By Jamie Crawford
David Cohen's office has set its sights on a key target since its inception in 2004: drastically reducing al Qaeda's ability to attack and finance its operations.
The results have been clear, the U.S. Treasury's undersecretary for terrorism and financial intelligence said Thursday.
The core group of al Qaeda "is in a much weaker state than it was" even two years ago, said Cohen, who oversees U.S. efforts to choke off the funding for bad actors and rogue regimes around the world.
International sanctions from the United States and other nations have greatly reduced the ability of the core group of al Qaeda, thought to be based in northwestern Pakistan, to formal financial networks to move and raise money, he said.
But even so, Cohen said, al Qaeda's affiliates - particularly in North Africa - have found other ways to boost the terrorist group's coffers, including kidnapping ransoms to the tune of "tens of millions of dollars" since 2008.
That "leading edge" of terrorist financing is an area of particular concern to the United States, he said.
The Treasury Department has the authority to sanction individuals known to be the money men behind these operations, Cohen said, and a U.S. policy of not paying ransom does have an effect.
"We have seen that hostage-takers are less likely to take Americans as hostages, because they recognize that there is not a pot of gold at the end of this enterprise," Cohen said.
But al Qaeda isn't the only target that has kept Cohen's office busy this year, the Treasury official said, speaking at the Center for Strategic and International Studies in Washington.
In March, his office sanctioned an Iranian airline and trading company for their roles in shipping weapons to Syria and countries in Africa. Many senior Iranian officials and front companies for the country's elite Islamic Revolutionary Guard Corps-Quds Force have been targeted as well.
And with additional sanctions targeting Iran's oil sector and central bank set to take full effect next month, Tehran is feeling the heat of efforts aimed at curtailing Iran's nuclear program, Cohen said.
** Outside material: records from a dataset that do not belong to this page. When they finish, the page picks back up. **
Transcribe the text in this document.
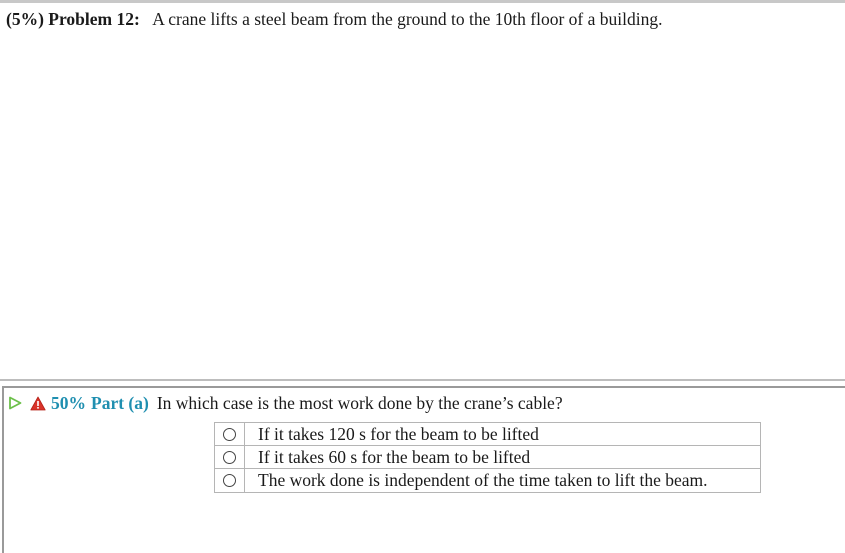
(5%) Problem 12: A crane lifts a steel beam from the ground to the 10th floor of a building.
50% Part (a) In which case is the most work done by the crane’s cable?
If it takes 120 s for the beam to be lifted
If it takes 60 s for the beam to be lifted
The work done is independent of the time taken to lift the beam.
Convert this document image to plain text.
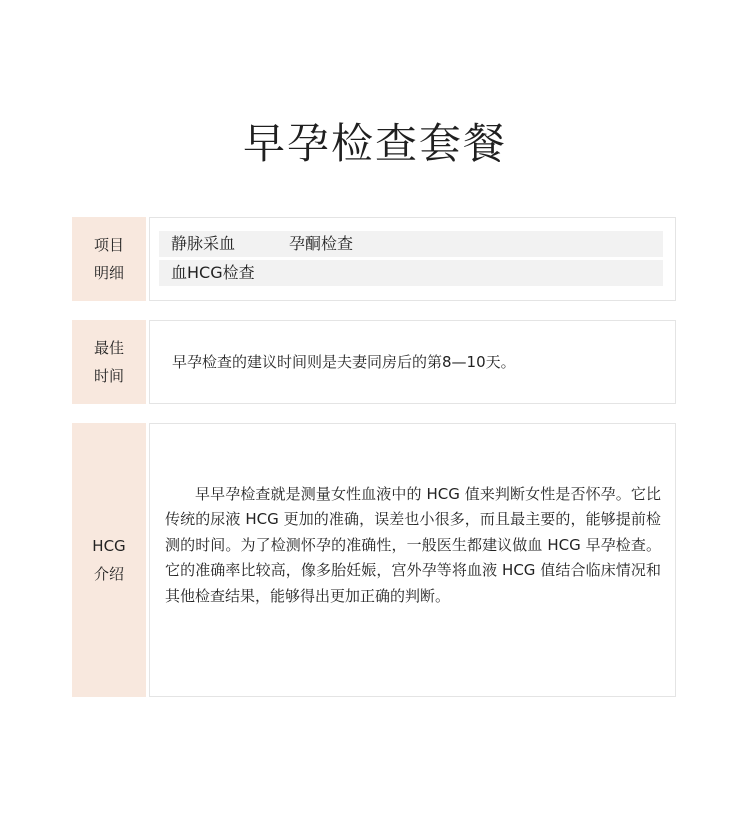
早孕检查套餐
项目
明细
静脉采血	孕酮检查
血HCG检查
最佳
时间
早孕检查的建议时间则是夫妻同房后的第8—10天。
HCG
介绍
早早孕检查就是测量女性血液中的 HCG 值来判断女性是否怀孕。它比传统的尿液 HCG 更加的准确，误差也小很多，而且最主要的，能够提前检测的时间。为了检测怀孕的准确性，一般医生都建议做血 HCG 早孕检查。它的准确率比较高，像多胎妊娠，宫外孕等将血液 HCG 值结合临床情况和其他检查结果，能够得出更加正确的判断。
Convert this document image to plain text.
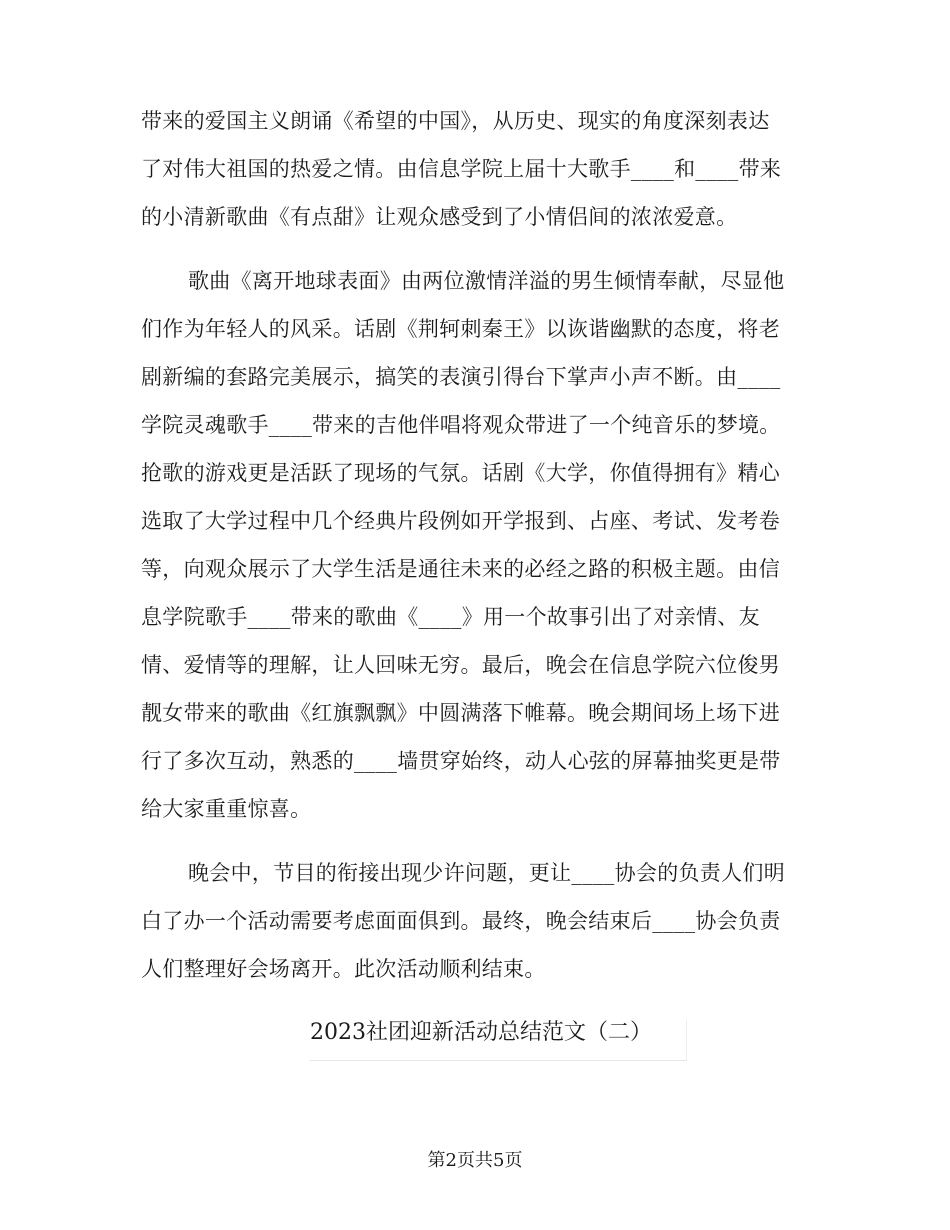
带来的爱国主义朗诵《希望的中国》，从历史、现实的角度深刻表达
了对伟大祖国的热爱之情。由信息学院上届十大歌手____和____带来
的小清新歌曲《有点甜》让观众感受到了小情侣间的浓浓爱意。
歌曲《离开地球表面》由两位激情洋溢的男生倾情奉献，尽显他
们作为年轻人的风采。话剧《荆轲刺秦王》以诙谐幽默的态度，将老
剧新编的套路完美展示，搞笑的表演引得台下掌声小声不断。由____
学院灵魂歌手____带来的吉他伴唱将观众带进了一个纯音乐的梦境。
抢歌的游戏更是活跃了现场的气氛。话剧《大学，你值得拥有》精心
选取了大学过程中几个经典片段例如开学报到、占座、考试、发考卷
等，向观众展示了大学生活是通往未来的必经之路的积极主题。由信
息学院歌手____带来的歌曲《____》用一个故事引出了对亲情、友
情、爱情等的理解，让人回味无穷。最后，晚会在信息学院六位俊男
靓女带来的歌曲《红旗飘飘》中圆满落下帷幕。晚会期间场上场下进
行了多次互动，熟悉的____墙贯穿始终，动人心弦的屏幕抽奖更是带
给大家重重惊喜。
晚会中，节目的衔接出现少许问题，更让____协会的负责人们明
白了办一个活动需要考虑面面俱到。最终，晚会结束后____协会负责
人们整理好会场离开。此次活动顺利结束。
2023社团迎新活动总结范文（二）
第2页共5页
There has been a "very significant deterioration in the Iranian economy" since last autumn, Cohen said.
"The value of their currency has dropped like a rock, and that has a significant impact on Iran's ability to pay for the material it needs for its nuclear program," and more broadly, it puts pressure on the regime as more and more citizens get squeezed, Cohen said.
In a speech marking the Persian New Year in March, Ayatollah Ali Khamenei urged Iranians to support domestic production to stave off the debilitating effects of international sanctions.
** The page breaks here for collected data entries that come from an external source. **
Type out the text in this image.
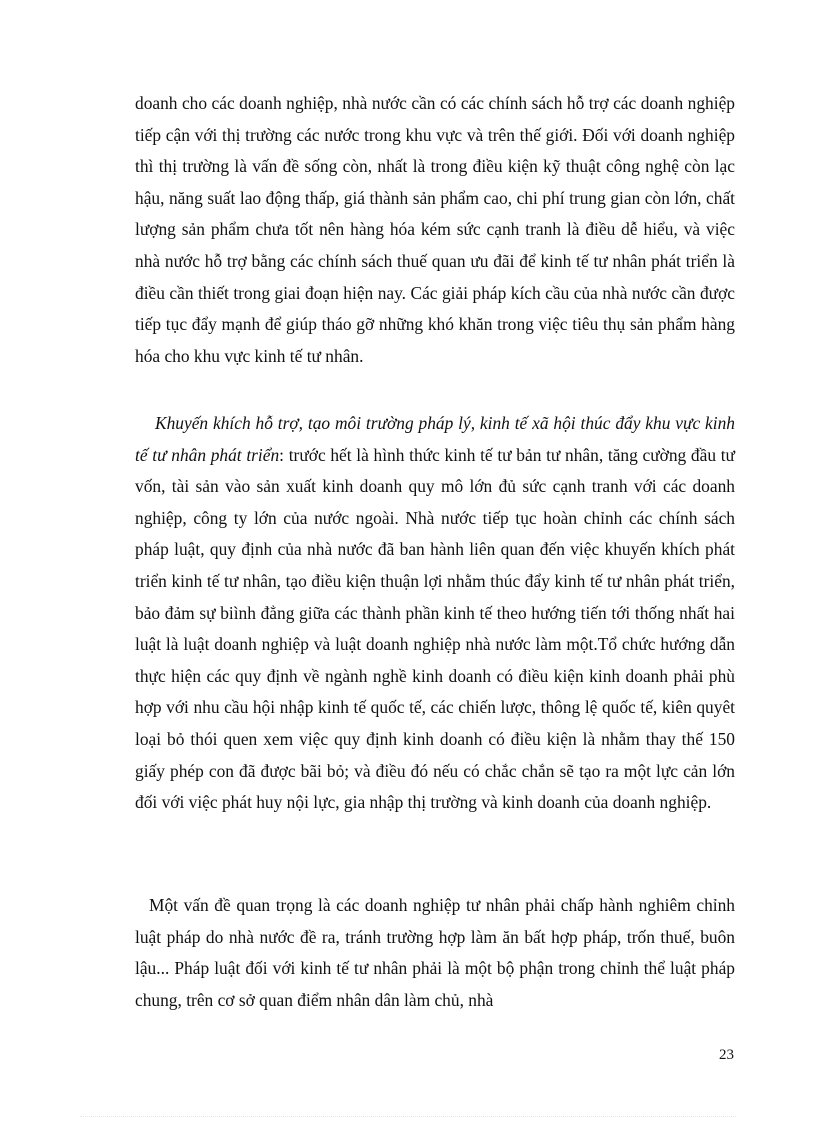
doanh cho các doanh nghiệp, nhà nước cần có các chính sách hỗ trợ các doanh nghiệp tiếp cận với thị trường các nước trong khu vực và trên thế giới. Đối với doanh nghiệp thì thị trường là vấn đề sống còn, nhất là trong điều kiện kỹ thuật công nghệ còn lạc hậu, năng suất lao động thấp, giá thành sản phẩm cao, chi phí trung gian còn lớn, chất lượng sản phẩm chưa tốt nên hàng hóa kém sức cạnh tranh là điều dễ hiểu, và việc nhà nước hỗ trợ bằng các chính sách thuế quan ưu đãi để kinh tế tư nhân phát triển là điều cần thiết trong giai đoạn hiện nay. Các giải pháp kích cầu của nhà nước cần được tiếp tục đẩy mạnh để giúp tháo gỡ những khó khăn trong việc tiêu thụ sản phẩm hàng hóa cho khu vực kinh tế tư nhân.

Khuyến khích hỗ trợ, tạo môi trường pháp lý, kinh tế xã hội thúc đẩy khu vực kinh tế tư nhân phát triển: trước hết là hình thức kinh tế tư bản tư nhân, tăng cường đầu tư vốn, tài sản vào sản xuất kinh doanh quy mô lớn đủ sức cạnh tranh với các doanh nghiệp, công ty lớn của nước ngoài. Nhà nước tiếp tục hoàn chỉnh các chính sách pháp luật, quy định của nhà nước đã ban hành liên quan đến việc khuyến khích phát triển kinh tế tư nhân, tạo điều kiện thuận lợi nhằm thúc đẩy kinh tế tư nhân phát triển, bảo đảm sự biình đẳng giữa các thành phần kinh tế theo hướng tiến tới thống nhất hai luật là luật doanh nghiệp và luật doanh nghiệp nhà nước làm một.Tổ chức hướng dẫn thực hiện các quy định về ngành nghề kinh doanh có điều kiện kinh doanh phải phù hợp với nhu cầu hội nhập kinh tế quốc tế, các chiến lược, thông lệ quốc tế, kiên quyêt loại bỏ thói quen xem việc quy định kinh doanh có điều kiện là nhằm thay thế 150 giấy phép con đã được bãi bỏ; và điều đó nếu có chắc chắn sẽ tạo ra một lực cản lớn đối với việc phát huy nội lực, gia nhập thị trường và kinh doanh của doanh nghiệp.

Một vấn đề quan trọng là các doanh nghiệp tư nhân phải chấp hành nghiêm chỉnh luật pháp do nhà nước đề ra, tránh trường hợp làm ăn bất hợp pháp, trốn thuế, buôn lậu... Pháp luật đối với kinh tế tư nhân phải là một bộ phận trong chỉnh thể luật pháp chung, trên cơ sở quan điểm nhân dân làm chủ, nhà

23
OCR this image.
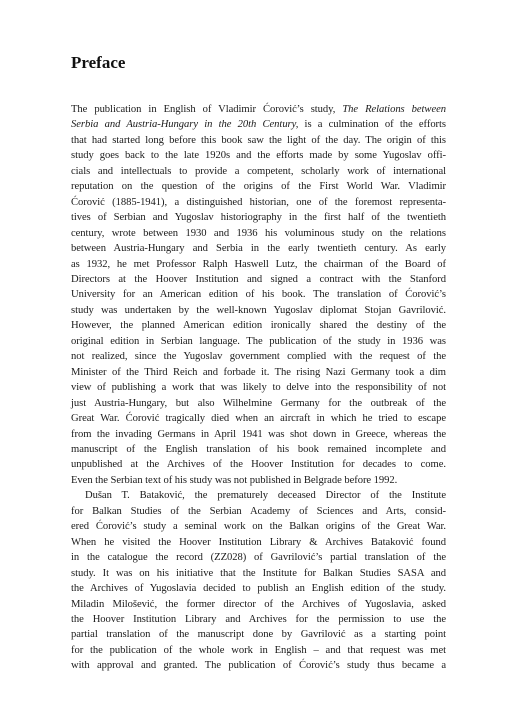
Preface
The publication in English of Vladimir Ćorović’s study, The Relations between
Serbia and Austria-Hungary in the 20th Century, is a culmination of the efforts
that had started long before this book saw the light of the day. The origin of this
study goes back to the late 1920s and the efforts made by some Yugoslav offi-
cials and intellectuals to provide a competent, scholarly work of international
reputation on the question of the origins of the First World War. Vladimir
Ćorović (1885-1941), a distinguished historian, one of the foremost representa-
tives of Serbian and Yugoslav historiography in the first half of the twentieth
century, wrote between 1930 and 1936 his voluminous study on the relations
between Austria-Hungary and Serbia in the early twentieth century. As early
as 1932, he met Professor Ralph Haswell Lutz, the chairman of the Board of
Directors at the Hoover Institution and signed a contract with the Stanford
University for an American edition of his book. The translation of Ćorović’s
study was undertaken by the well-known Yugoslav diplomat Stojan Gavrilović.
However, the planned American edition ironically shared the destiny of the
original edition in Serbian language. The publication of the study in 1936 was
not realized, since the Yugoslav government complied with the request of the
Minister of the Third Reich and forbade it. The rising Nazi Germany took a dim
view of publishing a work that was likely to delve into the responsibility of not
just Austria-Hungary, but also Wilhelmine Germany for the outbreak of the
Great War. Ćorović tragically died when an aircraft in which he tried to escape
from the invading Germans in April 1941 was shot down in Greece, whereas the
manuscript of the English translation of his book remained incomplete and
unpublished at the Archives of the Hoover Institution for decades to come.
Even the Serbian text of his study was not published in Belgrade before 1992.
Dušan T. Bataković, the prematurely deceased Director of the Institute
for Balkan Studies of the Serbian Academy of Sciences and Arts, consid-
ered Ćorović’s study a seminal work on the Balkan origins of the Great War.
When he visited the Hoover Institution Library & Archives Bataković found
in the catalogue the record (ZZ028) of Gavrilović’s partial translation of the
study. It was on his initiative that the Institute for Balkan Studies SASA and
the Archives of Yugoslavia decided to publish an English edition of the study.
Miladin Milošević, the former director of the Archives of Yugoslavia, asked
the Hoover Institution Library and Archives for the permission to use the
partial translation of the manuscript done by Gavrilović as a starting point
for the publication of the whole work in English – and that request was met
with approval and granted. The publication of Ćorović’s study thus became a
Syria, too, has seen many members of President Bashar al-Assad's regime and family targeted by the United States. Close to 50 Syrian individuals and institutions have been designated under U.S. sanctions, Cohen said.
While Syria's GDP grew approximately 6% in 2009, Cohen said the Syrian economy is contracting significantly under the weight of international sanctions, and the nation's currency has plummeted in value. The loss of revenue from oil and tourism - Syria's largest economic sectors - has contributed to huge budget deficits as revenues fall and spending explodes while the regime works to maintain power, Cohen said.
Since the violence began over a year ago, there has been a degree of "capital flight" from Syria, Cohen said.
The trick in targeting sanctions, he said, is to recognize the difference between the flow of assets legitimately leaving the country as a means of escaping the violence, versus assets that the regime and its allies are shielding.
The state-run Syrian Arab News Agency has described sanctions by the United States and European countries as "unjustified," "illegal" and "inhumane."
Cohen said Thursday that financial pressure on Syria's elite will continue.
"The objective of that is to encourage the business class in Syria to recognize that their future prosperity, the preservation of their wealth, their children's future - economic stability - depends on Assad leaving power," Cohen said, "and peeling away that business community support from the regime is one of the important objectives that we are pursuing through these sanctions."